Data yang dihasilkan nantinya akan menjadi landasan penting dalam penyusunan kebijakan pembangunan dan pengambilan keputusan ekonomi di masa mendatang.
“Sensus Ekonomi 2026 menjadi fondasi penting dalam pengambilan keputusan pembangunan ekonomi di masa mendatang,” ujarnya.
Menurut Washil, hasil sensus akan memberikan manfaat strategis bagi berbagai sektor, mulai dari peningkatan investasi, penciptaan lapangan kerja, pengembangan UMKM, hingga peningkatan kesejahteraan masyarakat.
Washil menambahkan, pelaksanaan sensus memiliki arti penting bagi Kabupaten Gresik yang dikenal sebagai salah satu pusat industri dan simpul ekonomi di Jawa Timur.

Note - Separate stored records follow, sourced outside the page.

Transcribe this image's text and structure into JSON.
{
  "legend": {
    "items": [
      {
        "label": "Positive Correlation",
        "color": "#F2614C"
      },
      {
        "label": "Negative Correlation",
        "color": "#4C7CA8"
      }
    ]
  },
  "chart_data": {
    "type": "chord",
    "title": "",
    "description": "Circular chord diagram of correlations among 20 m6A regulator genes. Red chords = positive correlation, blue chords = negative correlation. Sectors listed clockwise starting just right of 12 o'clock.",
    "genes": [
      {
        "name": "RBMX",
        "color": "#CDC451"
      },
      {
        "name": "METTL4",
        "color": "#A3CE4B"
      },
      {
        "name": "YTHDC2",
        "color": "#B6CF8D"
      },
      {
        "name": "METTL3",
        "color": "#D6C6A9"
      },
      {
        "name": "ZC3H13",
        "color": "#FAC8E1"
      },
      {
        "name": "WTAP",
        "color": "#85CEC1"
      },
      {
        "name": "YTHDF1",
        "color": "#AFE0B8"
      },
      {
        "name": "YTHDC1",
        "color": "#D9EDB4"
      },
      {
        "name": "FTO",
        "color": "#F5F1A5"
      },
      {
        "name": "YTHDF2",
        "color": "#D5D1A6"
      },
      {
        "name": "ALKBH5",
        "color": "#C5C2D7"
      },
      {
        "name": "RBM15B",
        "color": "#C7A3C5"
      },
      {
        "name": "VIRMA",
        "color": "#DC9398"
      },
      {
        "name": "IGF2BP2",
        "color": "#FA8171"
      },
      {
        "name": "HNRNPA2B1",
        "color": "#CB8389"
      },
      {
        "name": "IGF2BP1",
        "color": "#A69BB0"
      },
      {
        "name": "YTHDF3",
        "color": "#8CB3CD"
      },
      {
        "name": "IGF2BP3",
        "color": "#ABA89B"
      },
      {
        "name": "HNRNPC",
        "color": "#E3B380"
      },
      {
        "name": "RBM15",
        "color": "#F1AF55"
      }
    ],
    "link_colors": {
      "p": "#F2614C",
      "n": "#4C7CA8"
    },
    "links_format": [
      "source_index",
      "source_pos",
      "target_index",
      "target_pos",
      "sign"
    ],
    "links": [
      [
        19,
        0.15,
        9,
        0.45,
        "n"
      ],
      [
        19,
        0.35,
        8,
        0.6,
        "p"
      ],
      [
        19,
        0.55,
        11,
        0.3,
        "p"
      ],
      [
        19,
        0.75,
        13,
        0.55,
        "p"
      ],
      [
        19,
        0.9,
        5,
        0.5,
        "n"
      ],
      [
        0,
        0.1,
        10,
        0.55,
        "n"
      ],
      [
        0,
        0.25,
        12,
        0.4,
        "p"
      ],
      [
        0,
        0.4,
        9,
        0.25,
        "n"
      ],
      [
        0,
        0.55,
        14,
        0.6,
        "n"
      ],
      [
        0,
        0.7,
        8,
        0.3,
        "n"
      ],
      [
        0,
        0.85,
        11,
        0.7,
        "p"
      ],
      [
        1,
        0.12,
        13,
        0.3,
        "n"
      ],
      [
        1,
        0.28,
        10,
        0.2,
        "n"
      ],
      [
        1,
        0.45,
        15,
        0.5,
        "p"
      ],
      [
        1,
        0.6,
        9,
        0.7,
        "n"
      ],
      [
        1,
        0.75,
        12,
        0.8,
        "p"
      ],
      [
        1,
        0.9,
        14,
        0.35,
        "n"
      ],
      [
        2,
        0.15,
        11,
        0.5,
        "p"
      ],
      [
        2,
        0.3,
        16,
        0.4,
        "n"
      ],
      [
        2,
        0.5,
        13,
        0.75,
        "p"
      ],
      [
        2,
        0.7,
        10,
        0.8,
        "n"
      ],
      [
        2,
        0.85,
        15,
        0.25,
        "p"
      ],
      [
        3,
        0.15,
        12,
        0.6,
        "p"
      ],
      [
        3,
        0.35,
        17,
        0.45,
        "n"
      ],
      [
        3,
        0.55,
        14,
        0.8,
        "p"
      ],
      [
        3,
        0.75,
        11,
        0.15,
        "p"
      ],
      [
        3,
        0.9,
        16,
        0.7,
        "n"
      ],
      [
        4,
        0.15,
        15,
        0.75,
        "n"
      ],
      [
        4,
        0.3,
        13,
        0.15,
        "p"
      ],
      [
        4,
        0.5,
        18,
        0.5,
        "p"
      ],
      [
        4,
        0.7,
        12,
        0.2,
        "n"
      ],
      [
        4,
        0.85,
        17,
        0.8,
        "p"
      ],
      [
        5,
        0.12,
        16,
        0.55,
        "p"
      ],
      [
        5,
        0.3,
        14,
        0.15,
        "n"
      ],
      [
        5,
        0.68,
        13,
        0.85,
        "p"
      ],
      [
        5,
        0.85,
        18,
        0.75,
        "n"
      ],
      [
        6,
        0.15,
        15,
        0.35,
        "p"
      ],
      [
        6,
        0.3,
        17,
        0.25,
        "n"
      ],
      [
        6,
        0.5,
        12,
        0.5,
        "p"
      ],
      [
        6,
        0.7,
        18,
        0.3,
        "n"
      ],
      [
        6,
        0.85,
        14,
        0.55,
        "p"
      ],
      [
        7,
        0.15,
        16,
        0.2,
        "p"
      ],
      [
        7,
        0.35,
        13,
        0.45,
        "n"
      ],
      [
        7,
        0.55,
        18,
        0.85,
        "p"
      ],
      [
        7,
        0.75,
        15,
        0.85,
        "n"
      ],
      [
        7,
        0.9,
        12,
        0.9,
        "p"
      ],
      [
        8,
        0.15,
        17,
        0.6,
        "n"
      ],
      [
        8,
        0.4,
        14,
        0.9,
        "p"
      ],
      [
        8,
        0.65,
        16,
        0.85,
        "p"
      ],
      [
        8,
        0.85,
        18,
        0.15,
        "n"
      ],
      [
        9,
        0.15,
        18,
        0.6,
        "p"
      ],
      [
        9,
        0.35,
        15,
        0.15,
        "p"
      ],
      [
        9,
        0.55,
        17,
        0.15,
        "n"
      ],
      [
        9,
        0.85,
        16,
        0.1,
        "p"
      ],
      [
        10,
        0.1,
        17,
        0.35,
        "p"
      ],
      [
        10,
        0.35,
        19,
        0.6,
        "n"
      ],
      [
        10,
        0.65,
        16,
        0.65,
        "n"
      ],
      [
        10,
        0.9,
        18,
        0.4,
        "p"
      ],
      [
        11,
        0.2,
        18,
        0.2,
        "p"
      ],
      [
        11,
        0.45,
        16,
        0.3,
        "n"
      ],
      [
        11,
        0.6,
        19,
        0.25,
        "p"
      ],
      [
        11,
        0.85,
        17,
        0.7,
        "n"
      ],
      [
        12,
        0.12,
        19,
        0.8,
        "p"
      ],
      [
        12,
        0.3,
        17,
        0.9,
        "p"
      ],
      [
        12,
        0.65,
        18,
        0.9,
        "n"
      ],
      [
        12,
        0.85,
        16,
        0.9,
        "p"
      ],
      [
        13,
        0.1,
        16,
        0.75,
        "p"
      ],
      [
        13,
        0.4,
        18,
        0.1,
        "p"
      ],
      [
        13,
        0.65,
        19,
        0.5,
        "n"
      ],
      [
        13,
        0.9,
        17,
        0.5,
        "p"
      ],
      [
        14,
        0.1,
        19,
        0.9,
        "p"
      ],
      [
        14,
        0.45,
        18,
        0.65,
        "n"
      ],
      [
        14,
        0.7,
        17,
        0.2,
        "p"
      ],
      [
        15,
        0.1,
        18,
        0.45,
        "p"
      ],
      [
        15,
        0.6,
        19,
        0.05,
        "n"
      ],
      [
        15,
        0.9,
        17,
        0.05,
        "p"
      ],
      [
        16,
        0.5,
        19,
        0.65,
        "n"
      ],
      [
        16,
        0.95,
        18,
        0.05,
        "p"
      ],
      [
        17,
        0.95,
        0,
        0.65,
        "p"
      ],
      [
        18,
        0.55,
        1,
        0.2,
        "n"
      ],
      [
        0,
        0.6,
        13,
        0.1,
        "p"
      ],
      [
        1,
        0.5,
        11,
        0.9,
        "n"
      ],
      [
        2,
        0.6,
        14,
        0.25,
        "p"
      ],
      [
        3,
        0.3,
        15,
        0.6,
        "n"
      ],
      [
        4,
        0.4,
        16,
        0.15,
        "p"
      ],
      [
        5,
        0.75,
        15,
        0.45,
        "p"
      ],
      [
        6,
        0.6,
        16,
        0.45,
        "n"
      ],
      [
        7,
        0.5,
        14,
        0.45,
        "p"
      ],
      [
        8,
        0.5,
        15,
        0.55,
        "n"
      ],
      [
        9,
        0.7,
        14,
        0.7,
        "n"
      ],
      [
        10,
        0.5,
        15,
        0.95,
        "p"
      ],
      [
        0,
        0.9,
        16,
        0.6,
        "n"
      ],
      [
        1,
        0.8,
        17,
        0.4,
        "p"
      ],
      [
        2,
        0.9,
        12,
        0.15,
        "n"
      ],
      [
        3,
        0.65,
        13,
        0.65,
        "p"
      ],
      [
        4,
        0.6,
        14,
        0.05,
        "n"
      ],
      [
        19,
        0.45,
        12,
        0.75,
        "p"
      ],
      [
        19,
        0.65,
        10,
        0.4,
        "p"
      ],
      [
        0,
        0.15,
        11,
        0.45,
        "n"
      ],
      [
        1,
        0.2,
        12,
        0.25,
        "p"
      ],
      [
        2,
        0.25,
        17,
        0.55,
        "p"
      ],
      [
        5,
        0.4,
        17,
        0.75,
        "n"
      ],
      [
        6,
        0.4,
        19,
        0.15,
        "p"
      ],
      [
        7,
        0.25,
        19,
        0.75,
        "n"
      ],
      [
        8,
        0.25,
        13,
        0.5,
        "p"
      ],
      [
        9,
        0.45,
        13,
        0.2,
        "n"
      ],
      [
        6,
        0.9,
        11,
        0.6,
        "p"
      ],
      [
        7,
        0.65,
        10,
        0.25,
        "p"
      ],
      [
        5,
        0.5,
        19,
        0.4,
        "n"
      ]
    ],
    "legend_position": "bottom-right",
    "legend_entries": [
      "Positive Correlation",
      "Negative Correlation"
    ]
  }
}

Melalui pendataan yang komprehensif, karakteristik ekonomi daerah dapat dipetakan secara lebih akurat untuk mendukung terwujudnya visi Gresik Emas Mendunia.
“Kabupaten Gresik merupakan pusat industri, jasa, perdagangan, dan logistik di Jawa Timur. Karena itu, sensus ini penting untuk memetakan karakteristik ekonomi daerah secara lebih tepat,” katanya.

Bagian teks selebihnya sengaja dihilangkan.